Oy. There’s always one trouble ticket that gives you difficulty and makes you want to throw things around the room. When you solve it, you yell and dance down the hallway proclaiming how smart you are to have gotten it fixed. Folks, let me introduce you to that issue.
A Cisco Unified Communications Manager Business Edition (CUCMBE) server started exhibiting strange behavior. No phones registered and no web GUI. Not the first time that this has happened, so I’ll just log in via SSH and reboot the server. When it came back up, nothing. Same thing. When I poke around in the CLI, I find out the SSH services are started, but that’s about it. When I try to start the Tomcat service, which is required for the web GUI, I get an error about the Service Manager not being started. No problem, I’ll just start that one:
admin:utils service start Service Manager Aborting servM startup due to invalid configuration files
Uh, restore from backup? Hah! No backup here. Boot off the recovery CD and check the disk with FSCK (which looks a lot like a curse word I was uttering at this point)? Fixed a couple of file issues, but still no dice on the services. No backup partition, as this server had never been upgraded.
Just great. What now?
Well, if you’re impatient like me when you’re waiting on support engineers to get back with you and you know you’re probably going to have to reload anyway, you can try some crazy things on the off chance they might work. I mean, what’s the worst that can happen, right?
The things I’m about to discuss are totally unsupported by Cisco. I also am not going to support them. It worked for me this time, but it could have very easily screwed things up. Don’t come to me and tell me you did this and now you need to reformat and you want me to help you.
Okay, that being said, there are a multitude of ways to gain root access to your CUCM server. Again, none of them are supported, so don’t do them if you are the least bit squeemish. The first thing you should read is the great guide at blindhog.net about gaining root access on CUCM 5.x/6.x. It’s a very handy way to show you that the underlying system in CUCM is actually RedHat Enterprise Linux. Since I didn’t have a Linux boot disk handy, I instead stumbled across this post which talks about jailbreaking CUCM. I didn’t have to go all the way through it, but it is a fascinating read nonetheless.
1. Download PuTTY, PuTTYgen, and PSFTP from HERE. The instructions at the above link use these files and you should too.
2. Log into CUCM CLI via SSH as the administrator user.
3. Type in “file dump sftpdetails ../.ssh/id_dsa” at the CLI. You’re going to get a dump of the SSH private key for the sftpuser account. Copy this information to a text file and save it somewhere on your system.
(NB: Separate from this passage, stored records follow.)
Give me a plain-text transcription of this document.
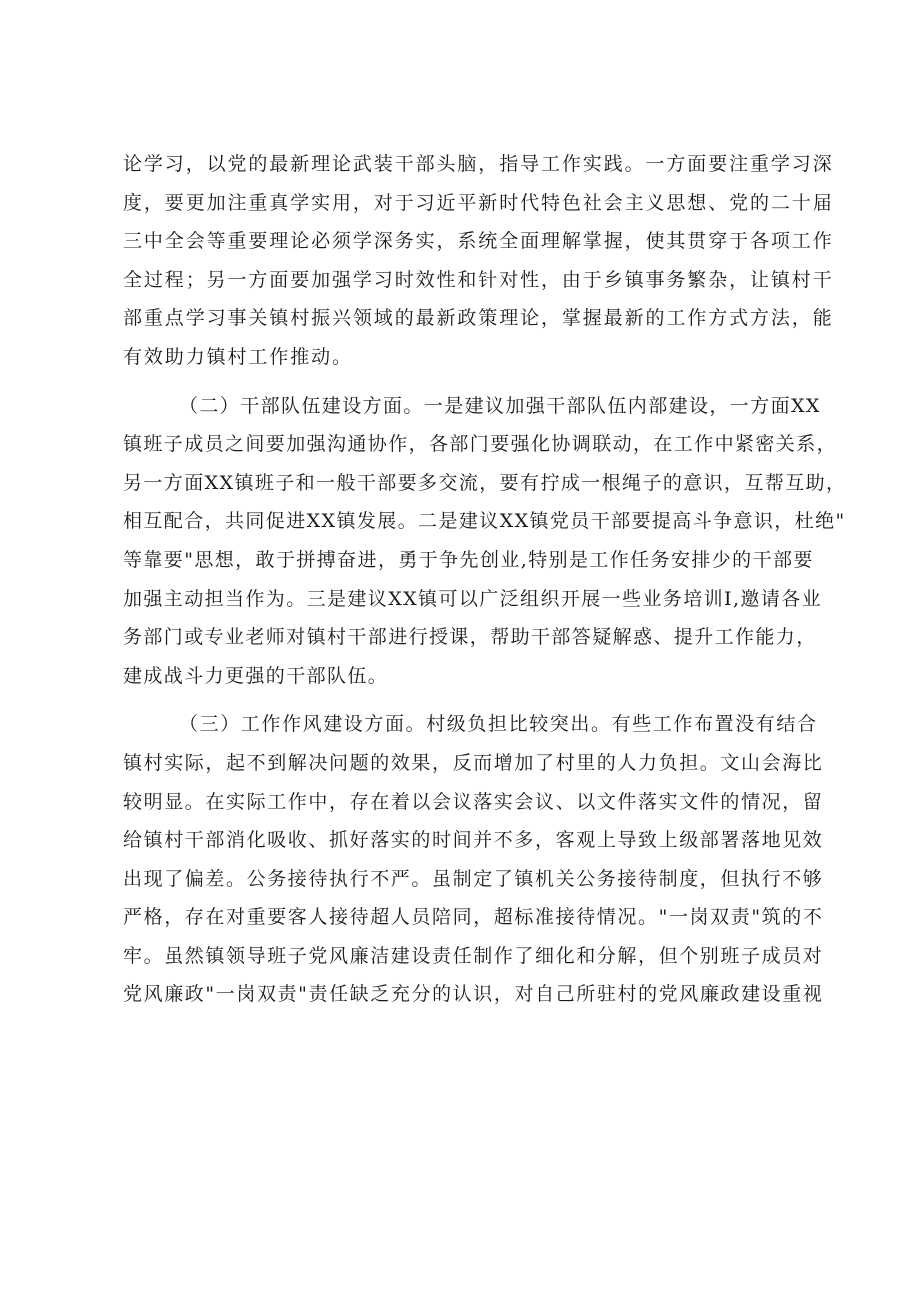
论学习，以党的最新理论武装干部头脑，指导工作实践。一方面要注重学习深
度，要更加注重真学实用，对于习近平新时代特色社会主义思想、党的二十届
三中全会等重要理论必须学深务实，系统全面理解掌握，使其贯穿于各项工作
全过程；另一方面要加强学习时效性和针对性，由于乡镇事务繁杂，让镇村干
部重点学习事关镇村振兴领域的最新政策理论，掌握最新的工作方式方法，能
有效助力镇村工作推动。
（二）干部队伍建设方面。一是建议加强干部队伍内部建设，一方面XX
镇班子成员之间要加强沟通协作，各部门要强化协调联动，在工作中紧密关系，
另一方面XX镇班子和一般干部要多交流，要有拧成一根绳子的意识，互帮互助，
相互配合，共同促进XX镇发展。二是建议XX镇党员干部要提高斗争意识，杜绝"
等靠要"思想，敢于拼搏奋进，勇于争先创业,特别是工作任务安排少的干部要
加强主动担当作为。三是建议XX镇可以广泛组织开展一些业务培训I,邀请各业
务部门或专业老师对镇村干部进行授课，帮助干部答疑解惑、提升工作能力，
建成战斗力更强的干部队伍。
（三）工作作风建设方面。村级负担比较突出。有些工作布置没有结合
镇村实际，起不到解决问题的效果，反而增加了村里的人力负担。文山会海比
较明显。在实际工作中，存在着以会议落实会议、以文件落实文件的情况，留
给镇村干部消化吸收、抓好落实的时间并不多，客观上导致上级部署落地见效
出现了偏差。公务接待执行不严。虽制定了镇机关公务接待制度，但执行不够
严格，存在对重要客人接待超人员陪同，超标准接待情况。"一岗双责"筑的不
牢。虽然镇领导班子党风廉洁建设责任制作了细化和分解，但个别班子成员对
党风廉政"一岗双责"责任缺乏充分的认识，对自己所驻村的党风廉政建设重视
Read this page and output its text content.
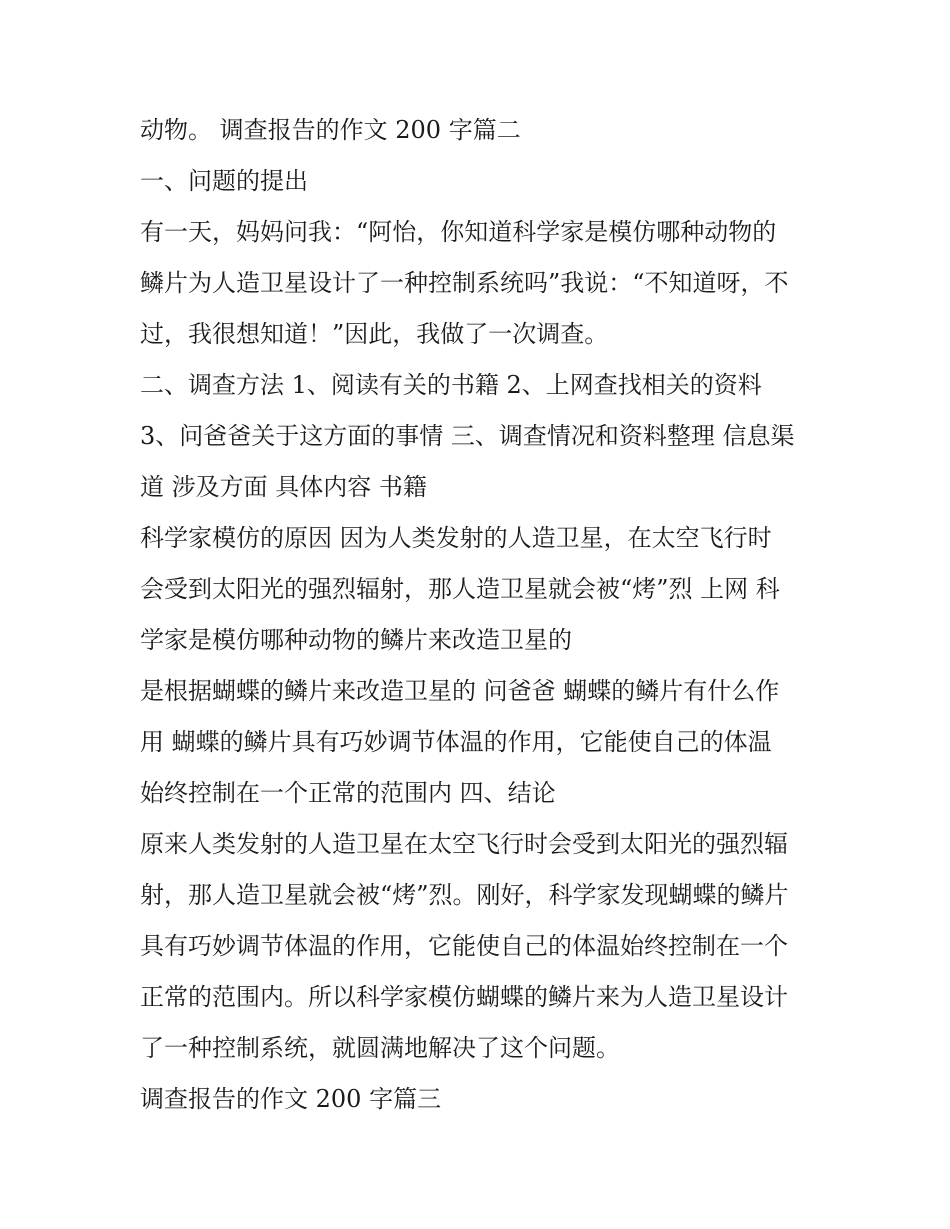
动物。 调查报告的作文 200 字篇二
一、问题的提出
有一天，妈妈问我：“阿怡，你知道科学家是模仿哪种动物的
鳞片为人造卫星设计了一种控制系统吗”我说：“不知道呀，不
过，我很想知道！”因此，我做了一次调查。
二、调查方法 1、阅读有关的书籍 2、上网查找相关的资料
3、问爸爸关于这方面的事情 三、调查情况和资料整理 信息渠
道 涉及方面 具体内容 书籍
科学家模仿的原因 因为人类发射的人造卫星，在太空飞行时
会受到太阳光的强烈辐射，那人造卫星就会被“烤”烈 上网 科
学家是模仿哪种动物的鳞片来改造卫星的
是根据蝴蝶的鳞片来改造卫星的 问爸爸 蝴蝶的鳞片有什么作
用 蝴蝶的鳞片具有巧妙调节体温的作用，它能使自己的体温
始终控制在一个正常的范围内 四、结论
原来人类发射的人造卫星在太空飞行时会受到太阳光的强烈辐
射，那人造卫星就会被“烤”烈。刚好，科学家发现蝴蝶的鳞片
具有巧妙调节体温的作用，它能使自己的体温始终控制在一个
正常的范围内。所以科学家模仿蝴蝶的鳞片来为人造卫星设计
了一种控制系统，就圆满地解决了这个问题。
调查报告的作文 200 字篇三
4. You need to convert this SSH private key from OpenSSH to PuTTY’s SSH format using PuTTYgen. Import the Private Key file and save it somewhere like c:\temp. Be sure to save it with the .ppk extension.
5. Launch PSFTP with this command string:
psftp -2 -i c:\TEMP\id.ppk firstname.lastname@example.org
The file location should be where you saved the private key and the user@server should reflect your server’s IP or hostname. Be sure to type in sftpuser@<your server address here>.
6. If you’ve logged into the server before and saved the RSA fingerprint, you may get a warning here about the key your using. Just say “yes” and keep going.
7. Voila! You’ve logged into the system as the sftpuser account and you can now download files from the Linux file system or copy files to it. In the above link, this is where you would jailbreak the system. For my particular example, we won’t have to go quite that far.
8. In my troubleshooting case, I changed directories to “/usr/local/platform/conf/” which is where the configuration files live. I noticed that “server.conf” was missing, but there was a “server.conf.bak” in the same directory. I typed in “mv server.conf.bak server.conf” since I couldn’t copy the file. Then I tried to start the Service Manager service again from a SSH CLI session.
I do stupid things all the time. Like voiding warranties, which is what my little procedure above will do to your CUCM system if you try it. I was desperate and impatient and it paid off for me this time. I also have experience on the Linux CLI so I’m not afraid to do things there, even knowing that the outcome for a little slipup could crater my system. Don’t do what I do unless you know what you’re doing or you aren’t afraid to reload.
That being said, a little Internet searching followed by some practical application can save your bacon in a time of emergency. Just remember that the Disaster Recovery Tool (DiRT) is there for a reason. Use it wisely and use it often and you shouldn’t find yourself needing to jailbreak your CUCM server anytime soon.